Along with damage to the Post Office, Kenosha’s dinosaur museum and Reuther High School, many businesses downtown were damaged.

Sherry Ludwig was cleaning up at Bisou Lingerie, 635 58th St. She said she and her husband had arrived at the store at about 1:30 a.m. as protesters were still in the street. They arrived to find their windows shattered and the store looted.

“It was scary, it was like a movie,” Ludwig said, saying at one point police surrounded a man outside who appeared to have a gun. ”It seemed like there were two distinct groups of people — there were peaceful protesters and then there were hooligans.”

Throughout downtown, crews were at work cleaning broken glass and boarding up windows.

Kenosha County Supervisor Zach Rodriguez said he believed people who were involved in property damage incidents were not part of the local protest group.

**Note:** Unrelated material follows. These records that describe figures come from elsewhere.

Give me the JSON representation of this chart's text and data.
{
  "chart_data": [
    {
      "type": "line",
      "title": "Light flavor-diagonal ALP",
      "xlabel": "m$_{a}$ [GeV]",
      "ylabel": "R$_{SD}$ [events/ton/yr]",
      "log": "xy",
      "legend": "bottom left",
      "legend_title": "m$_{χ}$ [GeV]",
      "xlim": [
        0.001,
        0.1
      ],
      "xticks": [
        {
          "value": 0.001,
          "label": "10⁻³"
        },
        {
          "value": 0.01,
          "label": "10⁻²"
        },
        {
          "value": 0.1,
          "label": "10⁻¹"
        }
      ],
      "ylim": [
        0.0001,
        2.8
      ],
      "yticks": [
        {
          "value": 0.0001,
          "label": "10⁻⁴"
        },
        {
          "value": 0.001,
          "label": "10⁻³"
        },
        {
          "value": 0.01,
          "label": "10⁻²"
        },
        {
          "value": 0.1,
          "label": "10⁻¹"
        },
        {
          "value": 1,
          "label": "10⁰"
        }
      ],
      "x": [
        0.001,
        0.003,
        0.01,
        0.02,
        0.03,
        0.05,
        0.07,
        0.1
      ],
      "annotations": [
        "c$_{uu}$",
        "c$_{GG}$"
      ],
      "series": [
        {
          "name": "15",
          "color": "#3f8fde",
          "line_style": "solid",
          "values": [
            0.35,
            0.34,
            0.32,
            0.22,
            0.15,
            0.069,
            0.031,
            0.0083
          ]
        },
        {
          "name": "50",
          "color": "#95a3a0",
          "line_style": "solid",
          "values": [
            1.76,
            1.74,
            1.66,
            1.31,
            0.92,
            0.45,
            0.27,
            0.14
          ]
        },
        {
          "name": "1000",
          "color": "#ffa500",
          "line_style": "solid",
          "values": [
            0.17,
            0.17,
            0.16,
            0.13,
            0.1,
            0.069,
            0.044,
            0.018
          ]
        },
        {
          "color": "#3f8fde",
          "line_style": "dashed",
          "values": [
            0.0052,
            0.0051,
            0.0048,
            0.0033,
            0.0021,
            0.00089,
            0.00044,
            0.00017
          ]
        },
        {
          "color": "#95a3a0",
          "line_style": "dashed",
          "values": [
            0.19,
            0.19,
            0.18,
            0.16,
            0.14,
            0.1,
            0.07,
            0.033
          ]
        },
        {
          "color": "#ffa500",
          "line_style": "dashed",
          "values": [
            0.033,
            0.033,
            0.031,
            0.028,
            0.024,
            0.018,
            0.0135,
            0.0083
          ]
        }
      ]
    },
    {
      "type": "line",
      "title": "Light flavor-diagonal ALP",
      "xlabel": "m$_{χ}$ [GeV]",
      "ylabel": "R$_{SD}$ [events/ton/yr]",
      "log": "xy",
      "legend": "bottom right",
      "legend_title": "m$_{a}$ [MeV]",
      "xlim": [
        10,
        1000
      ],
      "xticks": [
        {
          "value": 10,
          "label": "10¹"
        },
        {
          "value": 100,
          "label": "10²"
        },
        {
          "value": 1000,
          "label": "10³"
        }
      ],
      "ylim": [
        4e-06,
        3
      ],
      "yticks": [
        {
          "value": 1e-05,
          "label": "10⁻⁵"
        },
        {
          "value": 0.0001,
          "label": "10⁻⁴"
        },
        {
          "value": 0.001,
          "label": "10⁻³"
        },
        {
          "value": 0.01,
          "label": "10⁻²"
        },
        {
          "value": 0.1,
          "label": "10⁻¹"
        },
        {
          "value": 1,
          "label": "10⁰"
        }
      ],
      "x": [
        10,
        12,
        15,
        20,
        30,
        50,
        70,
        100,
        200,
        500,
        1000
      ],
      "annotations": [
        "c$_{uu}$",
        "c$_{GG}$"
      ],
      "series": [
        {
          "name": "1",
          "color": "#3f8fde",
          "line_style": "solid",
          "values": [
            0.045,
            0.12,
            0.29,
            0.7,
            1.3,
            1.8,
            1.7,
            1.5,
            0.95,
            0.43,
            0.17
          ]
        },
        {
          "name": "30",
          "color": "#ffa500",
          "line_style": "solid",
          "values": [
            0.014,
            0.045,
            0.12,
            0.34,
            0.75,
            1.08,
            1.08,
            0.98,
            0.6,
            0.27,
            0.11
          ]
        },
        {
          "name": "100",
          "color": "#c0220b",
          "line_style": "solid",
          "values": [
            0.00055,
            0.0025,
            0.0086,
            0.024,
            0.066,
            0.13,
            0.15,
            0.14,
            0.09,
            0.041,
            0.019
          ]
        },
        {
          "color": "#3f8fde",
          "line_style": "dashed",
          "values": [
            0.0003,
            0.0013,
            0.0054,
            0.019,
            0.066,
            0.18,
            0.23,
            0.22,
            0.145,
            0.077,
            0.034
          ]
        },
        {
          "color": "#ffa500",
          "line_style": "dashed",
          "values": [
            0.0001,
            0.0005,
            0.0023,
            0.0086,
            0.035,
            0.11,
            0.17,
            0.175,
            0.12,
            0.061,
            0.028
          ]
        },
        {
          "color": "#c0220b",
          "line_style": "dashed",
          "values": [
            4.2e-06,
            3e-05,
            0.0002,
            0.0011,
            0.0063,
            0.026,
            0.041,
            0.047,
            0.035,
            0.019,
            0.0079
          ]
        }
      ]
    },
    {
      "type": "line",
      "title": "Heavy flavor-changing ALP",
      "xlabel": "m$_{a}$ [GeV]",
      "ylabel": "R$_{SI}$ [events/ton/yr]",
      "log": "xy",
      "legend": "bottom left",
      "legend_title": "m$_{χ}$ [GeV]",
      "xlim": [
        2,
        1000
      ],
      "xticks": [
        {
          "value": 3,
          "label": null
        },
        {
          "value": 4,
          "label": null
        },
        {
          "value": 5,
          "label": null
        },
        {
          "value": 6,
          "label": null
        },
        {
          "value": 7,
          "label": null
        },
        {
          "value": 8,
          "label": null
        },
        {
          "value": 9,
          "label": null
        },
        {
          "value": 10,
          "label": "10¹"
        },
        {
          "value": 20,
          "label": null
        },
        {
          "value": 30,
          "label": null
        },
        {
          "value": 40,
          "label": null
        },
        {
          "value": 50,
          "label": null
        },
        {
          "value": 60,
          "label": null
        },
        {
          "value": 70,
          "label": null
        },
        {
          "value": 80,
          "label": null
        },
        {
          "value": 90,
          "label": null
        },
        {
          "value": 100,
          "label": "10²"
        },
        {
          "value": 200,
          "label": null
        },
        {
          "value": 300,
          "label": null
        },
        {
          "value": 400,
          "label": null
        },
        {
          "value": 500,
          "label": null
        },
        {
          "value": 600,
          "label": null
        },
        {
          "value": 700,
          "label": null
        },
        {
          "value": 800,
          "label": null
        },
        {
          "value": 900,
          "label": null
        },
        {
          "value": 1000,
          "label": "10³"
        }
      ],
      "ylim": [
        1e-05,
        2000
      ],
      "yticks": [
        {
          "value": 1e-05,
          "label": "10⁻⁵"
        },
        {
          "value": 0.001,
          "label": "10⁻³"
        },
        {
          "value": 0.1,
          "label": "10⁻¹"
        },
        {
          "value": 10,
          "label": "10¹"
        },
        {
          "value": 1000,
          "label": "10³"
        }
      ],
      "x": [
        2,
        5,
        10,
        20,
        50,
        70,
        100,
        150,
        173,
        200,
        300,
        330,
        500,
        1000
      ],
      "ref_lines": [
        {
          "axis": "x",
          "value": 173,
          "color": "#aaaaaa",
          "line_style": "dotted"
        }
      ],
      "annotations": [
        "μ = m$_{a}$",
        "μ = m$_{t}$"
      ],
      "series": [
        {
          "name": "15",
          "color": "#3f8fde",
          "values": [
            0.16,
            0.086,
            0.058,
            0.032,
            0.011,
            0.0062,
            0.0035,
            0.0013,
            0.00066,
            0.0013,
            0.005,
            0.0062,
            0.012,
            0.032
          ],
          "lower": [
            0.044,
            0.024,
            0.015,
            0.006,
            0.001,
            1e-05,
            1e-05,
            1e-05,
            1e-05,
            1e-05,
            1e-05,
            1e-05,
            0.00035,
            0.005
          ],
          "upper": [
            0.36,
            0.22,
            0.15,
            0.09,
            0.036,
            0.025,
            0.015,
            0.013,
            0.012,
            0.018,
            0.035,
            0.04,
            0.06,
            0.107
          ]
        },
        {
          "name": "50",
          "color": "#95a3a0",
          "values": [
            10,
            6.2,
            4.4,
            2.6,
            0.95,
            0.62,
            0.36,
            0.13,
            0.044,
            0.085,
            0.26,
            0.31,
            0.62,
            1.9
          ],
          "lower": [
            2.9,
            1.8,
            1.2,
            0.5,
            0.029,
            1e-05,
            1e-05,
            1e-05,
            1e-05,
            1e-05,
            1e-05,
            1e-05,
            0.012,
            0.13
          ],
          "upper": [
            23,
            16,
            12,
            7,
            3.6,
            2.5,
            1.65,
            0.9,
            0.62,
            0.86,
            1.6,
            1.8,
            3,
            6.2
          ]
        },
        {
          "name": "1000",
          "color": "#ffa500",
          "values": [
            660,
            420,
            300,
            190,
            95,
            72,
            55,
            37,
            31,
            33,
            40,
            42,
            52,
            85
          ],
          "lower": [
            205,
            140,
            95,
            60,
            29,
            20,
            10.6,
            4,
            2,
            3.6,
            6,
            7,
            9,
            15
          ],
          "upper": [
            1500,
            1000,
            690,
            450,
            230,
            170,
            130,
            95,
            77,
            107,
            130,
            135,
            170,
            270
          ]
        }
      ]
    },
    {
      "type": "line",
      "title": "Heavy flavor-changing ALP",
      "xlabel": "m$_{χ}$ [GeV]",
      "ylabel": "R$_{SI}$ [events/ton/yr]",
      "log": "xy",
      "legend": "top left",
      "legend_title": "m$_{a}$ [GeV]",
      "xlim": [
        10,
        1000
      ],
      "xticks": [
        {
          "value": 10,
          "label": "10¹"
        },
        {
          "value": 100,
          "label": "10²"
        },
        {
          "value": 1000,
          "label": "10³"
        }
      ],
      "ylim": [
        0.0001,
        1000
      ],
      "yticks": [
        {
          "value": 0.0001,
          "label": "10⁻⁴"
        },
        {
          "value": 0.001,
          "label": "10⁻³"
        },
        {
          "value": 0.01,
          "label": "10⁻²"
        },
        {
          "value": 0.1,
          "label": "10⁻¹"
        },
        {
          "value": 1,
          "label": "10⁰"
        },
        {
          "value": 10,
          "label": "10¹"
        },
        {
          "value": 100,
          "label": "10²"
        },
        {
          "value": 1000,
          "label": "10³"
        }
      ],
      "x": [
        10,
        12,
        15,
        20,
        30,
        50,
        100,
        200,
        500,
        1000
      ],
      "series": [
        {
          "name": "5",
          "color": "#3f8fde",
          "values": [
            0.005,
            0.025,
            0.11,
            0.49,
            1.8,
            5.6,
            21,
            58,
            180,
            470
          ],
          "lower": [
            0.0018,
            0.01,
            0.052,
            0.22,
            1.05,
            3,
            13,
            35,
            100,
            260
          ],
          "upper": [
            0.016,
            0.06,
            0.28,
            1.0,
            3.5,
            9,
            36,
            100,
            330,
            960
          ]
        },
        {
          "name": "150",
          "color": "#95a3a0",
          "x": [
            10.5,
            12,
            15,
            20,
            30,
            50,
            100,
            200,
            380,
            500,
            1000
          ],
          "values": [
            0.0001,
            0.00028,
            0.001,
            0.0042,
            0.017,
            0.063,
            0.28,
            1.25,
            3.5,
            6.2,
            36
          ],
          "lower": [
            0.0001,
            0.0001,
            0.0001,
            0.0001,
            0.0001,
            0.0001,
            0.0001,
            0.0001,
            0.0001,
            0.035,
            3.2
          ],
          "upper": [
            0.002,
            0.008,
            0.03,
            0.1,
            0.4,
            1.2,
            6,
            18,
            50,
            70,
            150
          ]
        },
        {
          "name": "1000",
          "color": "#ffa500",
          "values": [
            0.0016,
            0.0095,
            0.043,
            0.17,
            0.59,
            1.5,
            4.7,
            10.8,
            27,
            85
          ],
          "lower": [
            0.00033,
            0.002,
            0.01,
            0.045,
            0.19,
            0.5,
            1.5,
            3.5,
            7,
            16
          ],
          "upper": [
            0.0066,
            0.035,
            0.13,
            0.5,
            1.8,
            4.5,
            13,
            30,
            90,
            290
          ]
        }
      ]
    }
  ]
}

“I witnessed it first hand at the scene — they were making it known, ‘We’re not here to destroy property,’” Rodriguez said. “It hurts my heart to see so many who have poured their hearts into their locally owned businesses have them broken into, set on fire and destroyed.”

A lifelong Kenosha resident who did not want to be identified by name stood outside his uncle’s store on Sixth Avenue. The store had escaped damage.

“It’s very sad,” he said, saying he has lived downtown for 20 years. He said it was disappointing to see people coming to gawk at the damage. “People come down here in droves to see destruction … it’s hard to look at. It’s uncomfortable.”

The man, who is African-American, said he was also horrified by the video of the shooting.

“I feel the same way I would feel about anyone getting shot in the back seven times — it’s disgusting,” he said. “I get that (being a police officer) is stressful, but you carry other people’s lives in your hands. And you carry that much more than the people you are supposed to protect.”